Réuni ce lundi 18 mai 2026 à Dakar pour analyser les avant-projets de lois proposés par le Président Diomaye Faye, le consortium des organisations de la société civile (Cosce) en a profité pour saluer le nouveau format de la journée du dialogue national.
Réaménagée en raison de la coïncidence avec la Tabaski, celle-ci se fera cette année dans une approche directe. En effet, le Président de la République a décidé de faire une série de consultations « directes » avec des personnalités et représentants des forces vives de la Nation, du 21 au 31 mai 2026.
Le Cosce qui salue cette initiative dit « prendre acte » de ce choix dicté par une volonté du chef de l'État de concilier l'exigence du dialogue républicain avec le respect des impératifs spirituels lié à la célébration de la Tabaski. D'ailleurs, selon, Moundiaye Cissé et ses pairs, « cette approche, plus souple et plus innovante, répond à un appel permanent de la société civile plaidant pour des espaces d'échange plus accessibles et davantage centré sur l'écoute citoyenne ».
Toutefois, le consortium recommande fortement que ces concertations soient organisées dans un format véritablement inclusif, participatif et sans filtre excessif, afin que toutes les sensibilités politiques, sociales, économiques, religieuses, culturelles et communautaires puissent librement prendre part aux discussions.
La société civile estime, en effet, que le dialecte national ne saurait se limiter exclusivement aux réformes institutionnelles ou électorales envisagées. « Il doit également intégrer les préoccupations réelles et quotidiennes des Sénégalaises et des Sénégalais notamment la situation économique et le poids de la dette publique, la transparence des finance publiques, les tensions du front social, les questions liées à l'emploi des jeunes, le coût de la vie, l'accès aux services sociaux de base, les défis liés à l'éducation, à la santé et à la justice sociale, ainsi que toutes les problématiques susceptibles de renforcer durablement la paix social, le vivre ensemble et la cohésion nationale », détaille le consortium dans une déclaration commune.
Le Cosce plaide pour une inclusion sans filtre : des anciens Pm aux « Jakartamen »

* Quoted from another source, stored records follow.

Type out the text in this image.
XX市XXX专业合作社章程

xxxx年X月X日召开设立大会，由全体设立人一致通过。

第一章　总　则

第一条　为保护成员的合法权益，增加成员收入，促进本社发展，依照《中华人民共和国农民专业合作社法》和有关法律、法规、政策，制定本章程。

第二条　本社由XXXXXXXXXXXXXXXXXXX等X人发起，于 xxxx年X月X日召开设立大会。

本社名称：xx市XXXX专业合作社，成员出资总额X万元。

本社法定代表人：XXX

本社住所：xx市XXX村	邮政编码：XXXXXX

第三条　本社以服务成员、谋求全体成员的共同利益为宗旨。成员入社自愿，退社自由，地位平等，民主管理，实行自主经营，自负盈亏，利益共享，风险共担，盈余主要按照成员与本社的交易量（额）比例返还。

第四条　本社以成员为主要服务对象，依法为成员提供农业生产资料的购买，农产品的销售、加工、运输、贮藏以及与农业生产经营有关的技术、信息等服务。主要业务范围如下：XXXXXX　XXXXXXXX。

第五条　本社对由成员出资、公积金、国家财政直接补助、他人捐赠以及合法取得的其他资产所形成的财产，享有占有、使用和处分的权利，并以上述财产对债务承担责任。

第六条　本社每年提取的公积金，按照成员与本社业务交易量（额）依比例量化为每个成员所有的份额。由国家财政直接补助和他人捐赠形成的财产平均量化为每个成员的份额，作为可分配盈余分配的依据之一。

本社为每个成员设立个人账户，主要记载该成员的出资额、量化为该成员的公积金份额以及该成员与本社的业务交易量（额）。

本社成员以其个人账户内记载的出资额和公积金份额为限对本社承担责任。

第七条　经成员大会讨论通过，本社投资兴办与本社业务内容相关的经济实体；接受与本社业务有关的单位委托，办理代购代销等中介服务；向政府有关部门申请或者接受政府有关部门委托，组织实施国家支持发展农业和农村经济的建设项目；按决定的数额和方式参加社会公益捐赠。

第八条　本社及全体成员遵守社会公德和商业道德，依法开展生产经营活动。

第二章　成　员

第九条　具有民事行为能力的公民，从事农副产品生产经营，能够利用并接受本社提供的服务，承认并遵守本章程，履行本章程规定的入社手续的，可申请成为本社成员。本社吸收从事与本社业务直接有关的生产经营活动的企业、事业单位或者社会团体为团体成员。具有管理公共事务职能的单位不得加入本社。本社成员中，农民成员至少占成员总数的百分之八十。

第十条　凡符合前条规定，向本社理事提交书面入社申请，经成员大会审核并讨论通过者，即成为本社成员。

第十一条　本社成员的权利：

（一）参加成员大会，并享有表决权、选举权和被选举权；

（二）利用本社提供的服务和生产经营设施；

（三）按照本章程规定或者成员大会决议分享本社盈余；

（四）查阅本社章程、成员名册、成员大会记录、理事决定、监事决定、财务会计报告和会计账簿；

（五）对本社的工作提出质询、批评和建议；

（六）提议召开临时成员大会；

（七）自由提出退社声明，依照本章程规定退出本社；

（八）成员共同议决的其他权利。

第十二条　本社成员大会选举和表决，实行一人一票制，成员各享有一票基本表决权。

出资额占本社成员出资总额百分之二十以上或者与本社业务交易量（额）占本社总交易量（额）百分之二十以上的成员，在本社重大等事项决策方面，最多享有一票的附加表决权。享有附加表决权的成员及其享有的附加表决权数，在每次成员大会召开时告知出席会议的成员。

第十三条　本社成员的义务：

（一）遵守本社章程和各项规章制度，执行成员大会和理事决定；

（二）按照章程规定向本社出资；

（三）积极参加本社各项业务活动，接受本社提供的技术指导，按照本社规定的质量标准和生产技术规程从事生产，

Pour que ce processus de dialogue soit une réussite totale, le consortium insiste sur un impératif d'inclusivité absolue. Il réclame un espace de discussion où toutes les sensibilités auront voix au chapitre.
Ainsi, il recommande que ces concertations nationales associent : « les anciens présidents de l'Assemblée nationale, les autorités religieuses et coutumières, les leaders communautaires, les organisations de femmes, les organisations de jeunesse, les associations de personnes vivants avec un handicap, les acteurs culturel et artistiques, les universitaires intellectuels, les syndicats, les acteurs des médias, les organisations professionnelles, les commerçants, les travailleurs du secteur informel notamment les Jakartamen et les marchands ambulants ».
La société civile invite, par ailleurs, l'opposition à répondre « favorablement à cette initiative de concertation initiée par le chef de l'État ». Elle réaffirme également « sa disponibilité à accompagner toute dynamique sincère de dialogue de médiation et de concertation visant à préserver la stabilité du Sénégal, renforcer la confiance entre gouvernants et gouvernés et consolider les fondements démocratiques de notre pays ».